Toezicht houden is een vak. Een toezichthouder speelt een specifieke rol bij de organisatie van passend onderwijs. Deels is deze rol helder vastgelegd in de Code Goed Bestuur (van de PO- en VO-raad), deels is deze ook een kwestie van eigen invulling. Over de rol die Raden van Toezicht kunnen spelen bij de beweging naar inclusiever onderwijs organiseerde Samenwerkingsverband PPO-NK op 4 april jl. een dialoogsessie met als titel ‘Werken aan onze includerende pedagogische opdracht door het nemen van meervoudig perspectief’. Wij vroegen enkele toezichthouders en bestuurders wat zij van de avond hebben meegekregen, en welke adviezen zij hebben voor toezichthouders in het land. Ook spraken wij Dolf van Veen, initiatiefnemer van het platform Naar Inclusiever Onderwijs, die de inleiding verzorgde van de avond.
Marianne Volp is voorzitter van de Raad van Toezicht van PPO-NK, al vanaf het moment, een paar jaar geleden, dat de organisatie besloot het toezicht te organiseren in een apart orgaan. Daarvoor waren bestuur en toezicht verenigd in één orgaan, met de uitvoerende bestuurlijke taken gemandateerd aan een directeur. De meeste samenwerkingsverbanden hebben inmiddels de beweging gemaakt naar een helderder functiescheiding: een directeur-bestuurder met een Raad van Toezicht. De schoolbestuurders vormen bij PPO-NK nu de Deelnemersraad. “PPO-NK heeft gekozen voor de meest zuivere vorm van toezicht waarbij de toezichthouders volledig onafhankelijk zijn”, vertelt Marianne. “Dat past het beste bij een netwerkorganisatie zoals wij die voor ogen hebben, waarin iedereen een specifieke rol vervult terwijl je weet dat je allemaal hetzelfde doel dient.”
Een van de grote maatschappelijke opdrachten die het (passend) onderwijs zichzelf de komende jaren gesteld heeft, is een beweging naar meer inclusie. Als het goed is, onderschrijven ook de toezichthouders die opdracht, en hebben zij een rol bij de invulling ervan.

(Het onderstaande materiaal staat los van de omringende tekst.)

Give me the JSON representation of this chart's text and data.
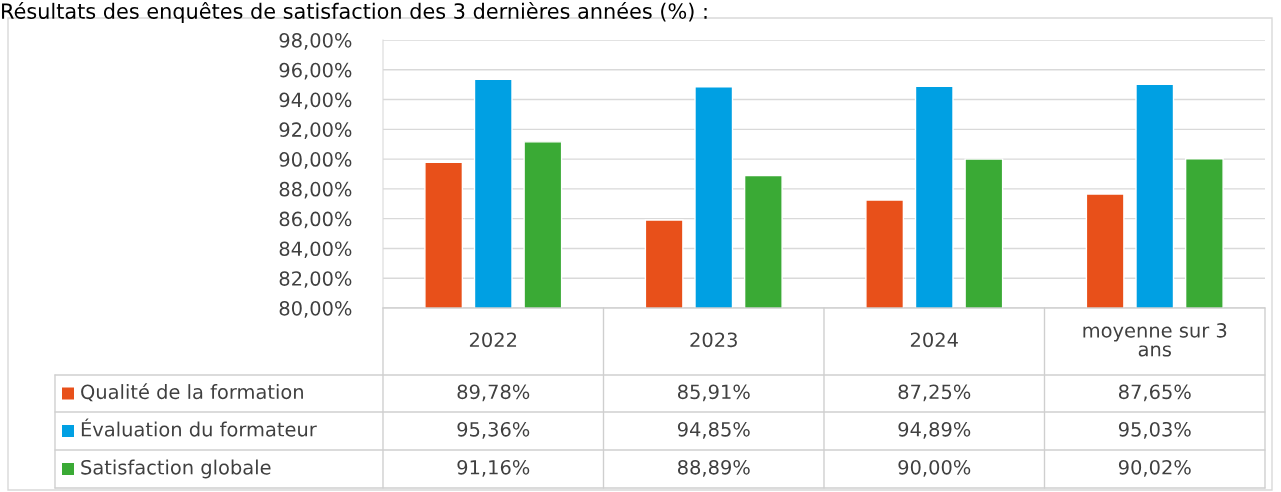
{
  "chart_data": {
    "type": "bar",
    "title": "Résultats des enquêtes de satisfaction des 3 dernières années (%) :",
    "categories": [
      "2022",
      "2023",
      "2024",
      "moyenne sur 3 ans"
    ],
    "series": [
      {
        "name": "Qualité de la formation",
        "color": "#e8501a",
        "values": [
          89.78,
          85.91,
          87.25,
          87.65
        ],
        "value_labels": [
          "89,78%",
          "85,91%",
          "87,25%",
          "87,65%"
        ]
      },
      {
        "name": "Évaluation du formateur",
        "color": "#00a0e3",
        "values": [
          95.36,
          94.85,
          94.89,
          95.03
        ],
        "value_labels": [
          "95,36%",
          "94,85%",
          "94,89%",
          "95,03%"
        ]
      },
      {
        "name": "Satisfaction globale",
        "color": "#3aaa35",
        "values": [
          91.16,
          88.89,
          90.0,
          90.02
        ],
        "value_labels": [
          "91,16%",
          "88,89%",
          "90,00%",
          "90,02%"
        ]
      }
    ],
    "ylim": [
      80,
      98
    ],
    "yticks": [
      {
        "value": 80,
        "label": "80,00%"
      },
      {
        "value": 82,
        "label": "82,00%"
      },
      {
        "value": 84,
        "label": "84,00%"
      },
      {
        "value": 86,
        "label": "86,00%"
      },
      {
        "value": 88,
        "label": "88,00%"
      },
      {
        "value": 90,
        "label": "90,00%"
      },
      {
        "value": 92,
        "label": "92,00%"
      },
      {
        "value": 94,
        "label": "94,00%"
      },
      {
        "value": 96,
        "label": "96,00%"
      },
      {
        "value": 98,
        "label": "98,00%"
      }
    ],
    "grid": "y",
    "legend": "bottom"
  }
}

“Bij PPO-NK hebben we gekozen voor werken vanuit een meervoudig perspectief”, zegt Marianne Volp. “Dat betekent dat we meerdere perspectieven betrekken bij het maken van keuzes over hoe wij inclusiever passend onderwijs in willen vullen. Een van die perspectieven is die van de Raad van Toezicht. Het is onze taak erop toe te zien dat het gesprek over inclusie ook daadwerkelijk wordt gevoerd. Wij zien natuurlijk zelf weinig kinderen, maar we spreken wel regelmatig de professionals die met ze werken. Wij nemen graag een kijkje in de keukens van de besturen, en zijn daar dan te gast: wij kijken en luisteren, en proberen de juiste vragen te stellen, zodat wij een beeld krijgen of wat er gebeurt ook volgens plan wordt uitgevoerd, of iedereen doet wat we hebben afgesproken.”

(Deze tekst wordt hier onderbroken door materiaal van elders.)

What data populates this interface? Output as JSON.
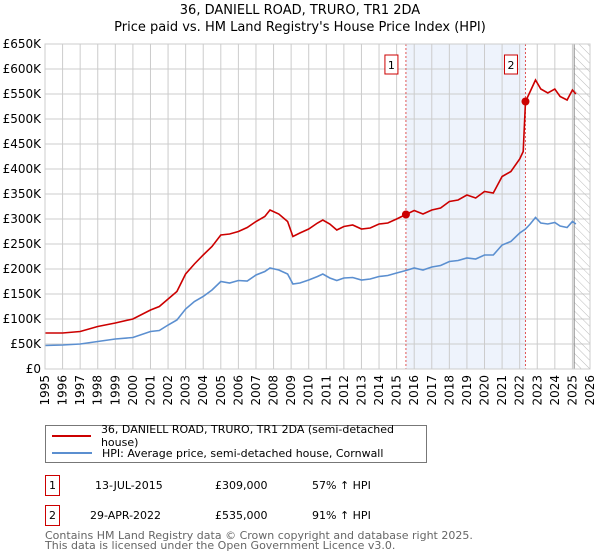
{
  "chart_data": {
    "type": "line",
    "title": "36, DANIELL ROAD, TRURO, TR1 2DA",
    "subtitle": "Price paid vs. HM Land Registry's House Price Index (HPI)",
    "xlim": [
      1995,
      2026
    ],
    "ylim": [
      0,
      650000
    ],
    "y_ticks": [
      {
        "v": 0,
        "label": "£0"
      },
      {
        "v": 50000,
        "label": "£50K"
      },
      {
        "v": 100000,
        "label": "£100K"
      },
      {
        "v": 150000,
        "label": "£150K"
      },
      {
        "v": 200000,
        "label": "£200K"
      },
      {
        "v": 250000,
        "label": "£250K"
      },
      {
        "v": 300000,
        "label": "£300K"
      },
      {
        "v": 350000,
        "label": "£350K"
      },
      {
        "v": 400000,
        "label": "£400K"
      },
      {
        "v": 450000,
        "label": "£450K"
      },
      {
        "v": 500000,
        "label": "£500K"
      },
      {
        "v": 550000,
        "label": "£550K"
      },
      {
        "v": 600000,
        "label": "£600K"
      },
      {
        "v": 650000,
        "label": "£650K"
      }
    ],
    "x_ticks": [
      "1995",
      "1996",
      "1997",
      "1998",
      "1999",
      "2000",
      "2001",
      "2002",
      "2003",
      "2004",
      "2005",
      "2006",
      "2007",
      "2008",
      "2009",
      "2010",
      "2011",
      "2012",
      "2013",
      "2014",
      "2015",
      "2016",
      "2017",
      "2018",
      "2019",
      "2020",
      "2021",
      "2022",
      "2023",
      "2024",
      "2025",
      "2026"
    ],
    "grid": true,
    "series": [
      {
        "name": "36, DANIELL ROAD, TRURO, TR1 2DA (semi-detached house)",
        "color": "#cc0000",
        "x": [
          1995,
          1996,
          1997,
          1998,
          1999,
          2000,
          2001,
          2001.5,
          2002,
          2002.5,
          2003,
          2003.5,
          2004,
          2004.5,
          2005,
          2005.5,
          2006,
          2006.5,
          2007,
          2007.5,
          2007.8,
          2008.3,
          2008.8,
          2009.1,
          2009.5,
          2010,
          2010.5,
          2010.8,
          2011.2,
          2011.6,
          2012,
          2012.5,
          2013,
          2013.5,
          2014,
          2014.5,
          2015,
          2015.53,
          2016,
          2016.5,
          2017,
          2017.5,
          2018,
          2018.5,
          2019,
          2019.5,
          2020,
          2020.5,
          2021,
          2021.5,
          2022,
          2022.2,
          2022.33,
          2022.6,
          2022.9,
          2023.2,
          2023.6,
          2024,
          2024.3,
          2024.7,
          2025,
          2025.2
        ],
        "y": [
          72,
          72,
          75,
          85,
          92,
          100,
          118,
          125,
          140,
          155,
          190,
          210,
          228,
          245,
          268,
          270,
          275,
          283,
          295,
          305,
          318,
          310,
          295,
          265,
          272,
          280,
          292,
          298,
          290,
          278,
          285,
          288,
          280,
          282,
          290,
          292,
          300,
          309,
          317,
          310,
          318,
          322,
          335,
          338,
          348,
          342,
          355,
          352,
          385,
          395,
          420,
          435,
          535,
          555,
          578,
          560,
          552,
          560,
          545,
          538,
          558,
          550
        ]
      },
      {
        "name": "HPI: Average price, semi-detached house, Cornwall",
        "color": "#5b8fd0",
        "x": [
          1995,
          1996,
          1997,
          1998,
          1999,
          2000,
          2001,
          2001.5,
          2002,
          2002.5,
          2003,
          2003.5,
          2004,
          2004.5,
          2005,
          2005.5,
          2006,
          2006.5,
          2007,
          2007.5,
          2007.8,
          2008.3,
          2008.8,
          2009.1,
          2009.5,
          2010,
          2010.5,
          2010.8,
          2011.2,
          2011.6,
          2012,
          2012.5,
          2013,
          2013.5,
          2014,
          2014.5,
          2015,
          2015.53,
          2016,
          2016.5,
          2017,
          2017.5,
          2018,
          2018.5,
          2019,
          2019.5,
          2020,
          2020.5,
          2021,
          2021.5,
          2022,
          2022.33,
          2022.6,
          2022.9,
          2023.2,
          2023.6,
          2024,
          2024.3,
          2024.7,
          2025,
          2025.2
        ],
        "y": [
          47,
          48,
          50,
          55,
          60,
          63,
          75,
          77,
          88,
          98,
          120,
          135,
          145,
          158,
          175,
          172,
          177,
          176,
          188,
          195,
          202,
          198,
          190,
          170,
          172,
          178,
          185,
          190,
          182,
          177,
          182,
          183,
          178,
          180,
          185,
          187,
          192,
          197,
          202,
          198,
          204,
          207,
          215,
          217,
          222,
          220,
          228,
          228,
          248,
          255,
          272,
          280,
          290,
          303,
          292,
          290,
          293,
          286,
          283,
          295,
          290
        ]
      }
    ],
    "y_units": "thousands GBP",
    "sales": [
      {
        "id": "1",
        "x": 2015.53,
        "y": 309,
        "date": "13-JUL-2015",
        "price": "£309,000",
        "hpi": "57% ↑ HPI"
      },
      {
        "id": "2",
        "x": 2022.33,
        "y": 535,
        "date": "29-APR-2022",
        "price": "£535,000",
        "hpi": "91% ↑ HPI"
      }
    ],
    "forecast_start": 2025.1,
    "legend_placement": "below"
  },
  "footer": {
    "line1": "Contains HM Land Registry data © Crown copyright and database right 2025.",
    "line2": "This data is licensed under the Open Government Licence v3.0."
  }
}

Formeel heeft de Raad van Toezicht drie taken: zij is werkgever van de bestuurder; zij is diens onafhankelijk klankbord; en zij ziet toe op de bedoeling van de organisatie. “Zelf stel ik er prijs op een zo veilig mogelijk omgeving te bieden voor de bestuurder. Het gaat er niet alleen om dat de bestuurder verantwoording aflegt aan ons, maar ook dat we in openheid en eerlijkheid de zorgen en opgaves kunnen bespreken.”
Ook zoeken naar een goede ‘balance of power’ vindt Marianne een voorwaarde voor goed toezicht. “De wetgever heeft het zo bedacht dat alle geledingen van een organisatie mee kunnen denken met het beleid. Bij het samenwerkingsverband werken we bijvoorbeeld met een Ondersteuningsplanraad, die formeel een lid van de Raad van Toezicht mag voordragen. en een Medezeggenschapsraad voor de mensen die in dienst zijn. Zo bouw je als organisatie de garantie in dat je alle stemmen hoort voordat je beslissingen neemt.”
“Ik vind de rol van een toezichthouder een mooie en dankbare taak, die je het beste in bescheidenheid en dienstbaarheid kunt invullen. Vanuit onze eigen ervaring geven wij terug aan de bestuurder wat wij zien, wij bepalen niet de agenda. Maar wij vormen wel onderdeel van dezelfde organisatie, met hetzelfde doel, met dezelfde trots dat we bereiken waarvoor we staan.”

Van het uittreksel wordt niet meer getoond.